Division of Cardiology, Department of Internal Medicine, Città della Salute e della Scienza, University of Turin, Turin, Italy.
Department of Clinical and Experimental Medicine, Policlinic "G. Martino", University of Messina, Messina, Italy.
Catheter Cardiovasc Interv. 2021 Feb 1;97(2):E227-E236. doi: 10.1002/ccd.28972. Epub 2020 May 21.
The PARIS risk score (PARIS-rs) and percutaneous coronary intervention complexity (PCI-c) predict clinical and procedural residual ischemic risk following PCI. Their accuracy in patients undergoing unprotected left main (ULM) or bifurcation PCI has not been assessed.
The predictive performances of the PARIS-rs (categorized as low, intermediate, and high) and PCI-c (according to guideline-endorsed criteria) were evaluated in 3,002 patients undergoing ULM/bifurcation PCI with very thin strut stents.

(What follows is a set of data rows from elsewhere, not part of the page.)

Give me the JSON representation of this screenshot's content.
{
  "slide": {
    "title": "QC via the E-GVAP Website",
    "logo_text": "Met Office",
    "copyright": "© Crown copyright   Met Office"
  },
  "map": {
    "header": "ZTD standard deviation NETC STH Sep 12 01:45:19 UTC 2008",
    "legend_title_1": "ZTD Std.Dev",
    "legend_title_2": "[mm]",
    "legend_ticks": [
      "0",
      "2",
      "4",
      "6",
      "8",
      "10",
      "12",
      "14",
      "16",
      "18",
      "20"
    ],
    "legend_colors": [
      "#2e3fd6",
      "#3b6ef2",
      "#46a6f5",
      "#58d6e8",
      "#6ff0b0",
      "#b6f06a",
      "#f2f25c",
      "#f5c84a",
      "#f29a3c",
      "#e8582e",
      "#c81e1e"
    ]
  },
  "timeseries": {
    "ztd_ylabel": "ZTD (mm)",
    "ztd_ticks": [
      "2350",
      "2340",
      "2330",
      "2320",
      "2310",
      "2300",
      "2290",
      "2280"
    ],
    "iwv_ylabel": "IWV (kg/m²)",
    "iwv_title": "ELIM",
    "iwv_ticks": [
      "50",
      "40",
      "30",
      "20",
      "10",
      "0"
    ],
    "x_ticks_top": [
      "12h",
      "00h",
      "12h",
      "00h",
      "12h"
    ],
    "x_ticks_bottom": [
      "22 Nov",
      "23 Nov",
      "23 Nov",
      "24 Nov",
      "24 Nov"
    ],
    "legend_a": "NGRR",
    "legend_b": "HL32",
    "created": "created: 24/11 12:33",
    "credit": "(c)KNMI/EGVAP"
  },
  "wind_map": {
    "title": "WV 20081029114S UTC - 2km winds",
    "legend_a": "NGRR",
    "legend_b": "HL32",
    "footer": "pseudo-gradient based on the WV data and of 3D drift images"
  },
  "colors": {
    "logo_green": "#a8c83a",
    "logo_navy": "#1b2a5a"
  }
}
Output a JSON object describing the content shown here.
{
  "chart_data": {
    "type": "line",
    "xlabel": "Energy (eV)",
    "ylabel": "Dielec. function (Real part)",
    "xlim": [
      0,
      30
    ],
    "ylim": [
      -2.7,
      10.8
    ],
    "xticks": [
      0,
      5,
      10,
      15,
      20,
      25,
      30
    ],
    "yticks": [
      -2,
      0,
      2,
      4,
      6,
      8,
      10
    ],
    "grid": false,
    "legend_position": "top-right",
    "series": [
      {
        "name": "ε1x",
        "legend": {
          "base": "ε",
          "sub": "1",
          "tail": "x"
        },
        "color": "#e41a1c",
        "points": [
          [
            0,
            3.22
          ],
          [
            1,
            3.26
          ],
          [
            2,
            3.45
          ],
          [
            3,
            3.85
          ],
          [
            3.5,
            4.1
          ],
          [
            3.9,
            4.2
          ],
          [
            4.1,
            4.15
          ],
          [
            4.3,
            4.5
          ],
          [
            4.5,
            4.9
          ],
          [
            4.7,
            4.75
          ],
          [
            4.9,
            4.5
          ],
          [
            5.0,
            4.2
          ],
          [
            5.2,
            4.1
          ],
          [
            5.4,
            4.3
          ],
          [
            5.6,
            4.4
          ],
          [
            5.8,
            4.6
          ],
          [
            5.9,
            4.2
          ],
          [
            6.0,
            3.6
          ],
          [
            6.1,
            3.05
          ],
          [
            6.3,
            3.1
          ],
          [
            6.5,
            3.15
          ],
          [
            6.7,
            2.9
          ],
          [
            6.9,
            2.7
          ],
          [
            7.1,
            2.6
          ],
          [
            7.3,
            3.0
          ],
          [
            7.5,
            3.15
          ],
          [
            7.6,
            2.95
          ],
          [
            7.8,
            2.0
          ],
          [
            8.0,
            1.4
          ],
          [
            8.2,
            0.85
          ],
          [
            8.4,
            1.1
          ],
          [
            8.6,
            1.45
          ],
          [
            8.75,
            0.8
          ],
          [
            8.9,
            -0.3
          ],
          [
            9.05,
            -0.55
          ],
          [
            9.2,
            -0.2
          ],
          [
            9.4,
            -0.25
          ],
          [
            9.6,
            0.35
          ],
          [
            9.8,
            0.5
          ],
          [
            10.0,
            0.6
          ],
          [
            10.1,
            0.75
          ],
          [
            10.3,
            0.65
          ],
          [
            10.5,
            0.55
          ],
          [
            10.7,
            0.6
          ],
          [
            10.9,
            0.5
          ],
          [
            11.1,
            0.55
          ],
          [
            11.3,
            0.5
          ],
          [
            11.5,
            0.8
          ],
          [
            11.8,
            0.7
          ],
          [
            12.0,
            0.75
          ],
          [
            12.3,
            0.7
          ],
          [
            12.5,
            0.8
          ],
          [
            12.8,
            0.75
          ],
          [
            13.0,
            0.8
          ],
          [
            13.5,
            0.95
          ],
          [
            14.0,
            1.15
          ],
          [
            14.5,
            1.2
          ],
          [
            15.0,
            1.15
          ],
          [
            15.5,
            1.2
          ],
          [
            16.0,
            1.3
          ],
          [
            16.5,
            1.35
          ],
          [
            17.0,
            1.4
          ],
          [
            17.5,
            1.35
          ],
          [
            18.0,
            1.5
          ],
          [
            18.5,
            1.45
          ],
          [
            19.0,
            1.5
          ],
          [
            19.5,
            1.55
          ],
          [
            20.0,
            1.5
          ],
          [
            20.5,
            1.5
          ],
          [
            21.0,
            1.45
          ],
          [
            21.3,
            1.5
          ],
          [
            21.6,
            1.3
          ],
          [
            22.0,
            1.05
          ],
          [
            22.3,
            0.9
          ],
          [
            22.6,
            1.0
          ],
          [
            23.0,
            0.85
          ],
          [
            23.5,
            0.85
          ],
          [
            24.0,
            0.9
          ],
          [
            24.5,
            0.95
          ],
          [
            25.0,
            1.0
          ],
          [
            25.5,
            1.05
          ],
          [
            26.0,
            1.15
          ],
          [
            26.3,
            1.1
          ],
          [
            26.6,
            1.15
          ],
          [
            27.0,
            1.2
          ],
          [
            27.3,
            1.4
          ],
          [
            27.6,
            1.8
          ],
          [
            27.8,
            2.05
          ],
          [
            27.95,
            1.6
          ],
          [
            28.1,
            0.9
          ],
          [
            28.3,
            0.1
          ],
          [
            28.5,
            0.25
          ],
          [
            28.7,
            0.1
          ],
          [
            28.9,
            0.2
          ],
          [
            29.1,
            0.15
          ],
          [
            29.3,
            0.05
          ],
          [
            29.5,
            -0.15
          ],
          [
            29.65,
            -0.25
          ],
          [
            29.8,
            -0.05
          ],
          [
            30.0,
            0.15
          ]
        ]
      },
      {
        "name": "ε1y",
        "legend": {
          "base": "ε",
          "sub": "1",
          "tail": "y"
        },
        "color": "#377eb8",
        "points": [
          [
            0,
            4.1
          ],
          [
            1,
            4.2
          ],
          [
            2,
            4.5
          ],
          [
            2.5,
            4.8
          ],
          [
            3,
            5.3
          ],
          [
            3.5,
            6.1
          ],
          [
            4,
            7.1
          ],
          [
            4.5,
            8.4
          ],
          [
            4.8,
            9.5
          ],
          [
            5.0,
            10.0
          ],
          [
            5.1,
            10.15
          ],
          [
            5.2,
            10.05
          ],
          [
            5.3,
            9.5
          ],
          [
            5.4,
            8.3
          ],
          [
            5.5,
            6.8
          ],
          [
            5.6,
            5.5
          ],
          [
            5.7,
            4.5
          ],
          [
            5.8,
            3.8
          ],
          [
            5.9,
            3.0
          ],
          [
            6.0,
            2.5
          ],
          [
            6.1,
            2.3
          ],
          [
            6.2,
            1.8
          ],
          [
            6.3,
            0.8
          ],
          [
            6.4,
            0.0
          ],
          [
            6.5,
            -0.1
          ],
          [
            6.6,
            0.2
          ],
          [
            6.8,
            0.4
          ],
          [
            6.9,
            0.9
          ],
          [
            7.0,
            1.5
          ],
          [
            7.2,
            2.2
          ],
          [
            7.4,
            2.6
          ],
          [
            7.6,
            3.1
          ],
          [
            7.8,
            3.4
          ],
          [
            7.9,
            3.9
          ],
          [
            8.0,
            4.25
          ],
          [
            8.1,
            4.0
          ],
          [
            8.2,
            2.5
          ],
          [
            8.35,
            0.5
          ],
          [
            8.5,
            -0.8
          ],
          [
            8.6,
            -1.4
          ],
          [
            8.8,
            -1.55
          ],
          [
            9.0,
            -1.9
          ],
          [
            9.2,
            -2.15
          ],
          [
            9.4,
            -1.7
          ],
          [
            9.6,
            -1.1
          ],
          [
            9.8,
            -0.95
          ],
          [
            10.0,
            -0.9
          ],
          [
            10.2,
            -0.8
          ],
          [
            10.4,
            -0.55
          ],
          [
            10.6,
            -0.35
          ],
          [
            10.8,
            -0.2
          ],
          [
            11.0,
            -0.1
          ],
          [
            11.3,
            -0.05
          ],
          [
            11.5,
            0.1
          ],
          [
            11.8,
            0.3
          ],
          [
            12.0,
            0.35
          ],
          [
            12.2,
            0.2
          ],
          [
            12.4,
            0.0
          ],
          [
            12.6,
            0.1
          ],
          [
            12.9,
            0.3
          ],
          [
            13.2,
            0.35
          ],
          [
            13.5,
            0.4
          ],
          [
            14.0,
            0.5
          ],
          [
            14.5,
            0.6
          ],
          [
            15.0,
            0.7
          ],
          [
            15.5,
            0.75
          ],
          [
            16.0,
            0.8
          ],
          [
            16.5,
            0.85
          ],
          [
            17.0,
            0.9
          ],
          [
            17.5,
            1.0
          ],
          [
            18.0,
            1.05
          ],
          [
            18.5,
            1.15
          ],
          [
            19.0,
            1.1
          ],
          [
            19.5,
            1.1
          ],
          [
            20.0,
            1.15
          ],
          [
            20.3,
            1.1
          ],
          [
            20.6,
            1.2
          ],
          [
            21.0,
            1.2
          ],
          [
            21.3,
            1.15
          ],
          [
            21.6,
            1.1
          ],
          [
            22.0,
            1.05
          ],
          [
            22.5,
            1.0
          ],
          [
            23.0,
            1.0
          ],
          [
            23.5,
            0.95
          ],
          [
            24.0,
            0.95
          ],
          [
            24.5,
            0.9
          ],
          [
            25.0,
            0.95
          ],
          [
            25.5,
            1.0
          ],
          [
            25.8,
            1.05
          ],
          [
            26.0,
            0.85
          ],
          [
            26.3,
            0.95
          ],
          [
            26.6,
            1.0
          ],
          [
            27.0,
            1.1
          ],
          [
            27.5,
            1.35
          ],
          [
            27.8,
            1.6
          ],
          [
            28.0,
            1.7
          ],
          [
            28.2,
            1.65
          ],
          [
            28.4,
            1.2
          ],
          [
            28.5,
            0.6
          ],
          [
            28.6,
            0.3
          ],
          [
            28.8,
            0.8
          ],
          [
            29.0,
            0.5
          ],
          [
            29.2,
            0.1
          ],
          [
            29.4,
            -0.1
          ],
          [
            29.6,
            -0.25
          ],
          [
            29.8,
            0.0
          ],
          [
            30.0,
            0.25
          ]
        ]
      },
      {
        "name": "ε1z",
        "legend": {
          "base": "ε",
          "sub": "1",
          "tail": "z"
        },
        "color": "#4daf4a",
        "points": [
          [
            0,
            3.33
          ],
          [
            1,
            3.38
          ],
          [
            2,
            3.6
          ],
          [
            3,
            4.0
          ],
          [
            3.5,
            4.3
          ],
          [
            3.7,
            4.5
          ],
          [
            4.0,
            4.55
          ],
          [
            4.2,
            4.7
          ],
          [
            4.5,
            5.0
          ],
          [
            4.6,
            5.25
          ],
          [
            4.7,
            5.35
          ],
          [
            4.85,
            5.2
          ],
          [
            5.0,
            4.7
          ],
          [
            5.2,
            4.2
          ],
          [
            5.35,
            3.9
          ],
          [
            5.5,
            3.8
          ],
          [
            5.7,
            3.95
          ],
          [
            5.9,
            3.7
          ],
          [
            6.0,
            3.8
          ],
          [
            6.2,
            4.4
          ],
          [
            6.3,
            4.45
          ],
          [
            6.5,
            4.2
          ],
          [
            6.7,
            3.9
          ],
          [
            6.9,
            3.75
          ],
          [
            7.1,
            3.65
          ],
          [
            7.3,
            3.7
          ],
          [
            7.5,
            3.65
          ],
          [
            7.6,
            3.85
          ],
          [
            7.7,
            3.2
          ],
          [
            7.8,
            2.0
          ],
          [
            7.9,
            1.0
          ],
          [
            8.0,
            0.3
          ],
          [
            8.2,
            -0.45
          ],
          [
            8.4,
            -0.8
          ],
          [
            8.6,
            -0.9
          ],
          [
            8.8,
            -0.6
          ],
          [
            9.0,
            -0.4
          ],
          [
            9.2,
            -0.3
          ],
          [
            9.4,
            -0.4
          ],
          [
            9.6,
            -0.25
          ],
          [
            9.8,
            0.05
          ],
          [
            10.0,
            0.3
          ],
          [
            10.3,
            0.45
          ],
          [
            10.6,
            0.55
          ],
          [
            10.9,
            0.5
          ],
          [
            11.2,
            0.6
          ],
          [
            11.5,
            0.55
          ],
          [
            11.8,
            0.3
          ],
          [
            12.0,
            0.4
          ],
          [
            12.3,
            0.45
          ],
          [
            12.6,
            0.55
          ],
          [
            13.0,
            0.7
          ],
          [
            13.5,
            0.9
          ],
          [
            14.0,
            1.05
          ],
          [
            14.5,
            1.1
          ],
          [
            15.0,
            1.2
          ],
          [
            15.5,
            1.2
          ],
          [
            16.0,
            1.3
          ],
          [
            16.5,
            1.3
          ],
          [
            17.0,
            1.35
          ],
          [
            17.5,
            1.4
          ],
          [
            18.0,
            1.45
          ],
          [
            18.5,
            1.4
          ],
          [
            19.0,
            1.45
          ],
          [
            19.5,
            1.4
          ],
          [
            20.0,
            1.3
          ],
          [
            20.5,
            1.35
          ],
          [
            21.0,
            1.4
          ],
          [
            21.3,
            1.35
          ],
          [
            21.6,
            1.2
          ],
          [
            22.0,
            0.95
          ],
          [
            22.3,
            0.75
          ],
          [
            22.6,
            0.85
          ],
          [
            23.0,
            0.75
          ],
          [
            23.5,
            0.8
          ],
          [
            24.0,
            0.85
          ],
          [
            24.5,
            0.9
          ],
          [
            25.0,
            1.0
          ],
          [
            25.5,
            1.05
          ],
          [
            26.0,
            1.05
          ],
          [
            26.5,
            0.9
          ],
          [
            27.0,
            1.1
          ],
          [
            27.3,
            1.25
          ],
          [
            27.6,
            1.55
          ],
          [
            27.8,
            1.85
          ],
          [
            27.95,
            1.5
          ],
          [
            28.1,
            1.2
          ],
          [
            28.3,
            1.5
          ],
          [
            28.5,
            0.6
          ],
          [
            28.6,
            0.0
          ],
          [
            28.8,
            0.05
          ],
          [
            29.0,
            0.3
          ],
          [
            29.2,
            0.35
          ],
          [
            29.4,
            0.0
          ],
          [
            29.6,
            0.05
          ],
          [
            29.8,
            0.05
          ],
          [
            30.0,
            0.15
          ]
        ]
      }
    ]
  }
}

After 16 (12-22) months, increasing PARIS-rs (8.8% vs. 14.1% vs. 27.4%, p < .001) and PCI-c (15.2% vs. 11%, p = .025) were associated with higher rates of major adverse cardiac events ([MACE], a composite of death, myocardial infarction [MI], and target vessel revascularization), driven by MI/death for PARIS-rs and target lesion revascularization/stent thrombosis for PCI-c (area under the curves for MACE: PARIS-rs 0.60 vs. PCI-c 0.52, p-for-difference < .001). PCI-c accuracy for MACE was higher in low-clinical-risk patients; while PARIS-rs was more accurate in low-procedural-risk patients. ≥12-month dual antiplatelet therapy (DAPT) was associated with a lower MACE rate in high PARIS-rs patients, (adjusted-hazard ratio 0.42 [95% CI: 0.22-0.83], p = .012), with no benefit in low to intermediate PARIS-rs patients. No incremental benefit with longer DAPT was observed in complex PCI.
In the setting of ULM/bifurcation PCI, the residual ischemic risk is better predicted by a clinical risk estimator than by PCI complexity, which rather appears to reflect stent/procedure-related events. Careful procedural risk estimation is warranted in patients at low clinical risk, where PCI complexity may substantially contribute to the overall residual ischemic risk.
PARIS 风险评分(PARIS-rs)和经皮冠状动脉介入治疗复杂性(PCI-c)可预测 PCI 后临床和手术残留缺血风险。它们在接受非保护左主干(ULM)或分叉 PCI 的患者中的准确性尚未得到评估。
在 3002 例接受非常薄支架的 ULM/分叉 PCI 的患者中,评估了 PARIS-rs(分为低、中和高)和 PCI-c(根据指南推荐标准)的预测性能。
16(12-22)个月后,PARIS-rs 增加(8.8% vs. 14.1% vs. 27.4%,p<0.001)和 PCI-c 增加(15.2% vs. 11%,p=0.025)与主要不良心脏事件(MACE,死亡、心肌梗死[MI]和靶血管血运重建的复合终点)发生率较高相关,PARIS-rs 与 MI/死亡相关,PCI-c 与靶病变血运重建/支架血栓形成相关(MACE 的曲线下面积:PARIS-rs 为 0.60,PCI-c 为 0.52,p 差值<.001)。低临床风险患者中,PCI-c 对 MACE 的准确性更高;而低手术风险患者中,PARIS-rs 更准确。高 PARIS-rs 患者接受≥12 个月的双联抗血小板治疗(DAPT)与 MACE 发生率降低相关(调整后的危险比 0.42[95%CI:0.22-0.83],p=0.012),而在低至中等 PARIS-rs 患者中没有获益。在复杂 PCI 中,延长 DAPT 没有观察到额外获益。
在 ULM/分叉 PCI 中,残留缺血风险的预测效果优于 PCI 复杂性,后者似乎更能反映支架/手术相关事件。在低临床风险患者中,需要仔细进行手术风险评估,因为 PCI 复杂性可能会大大增加总体残留缺血风险。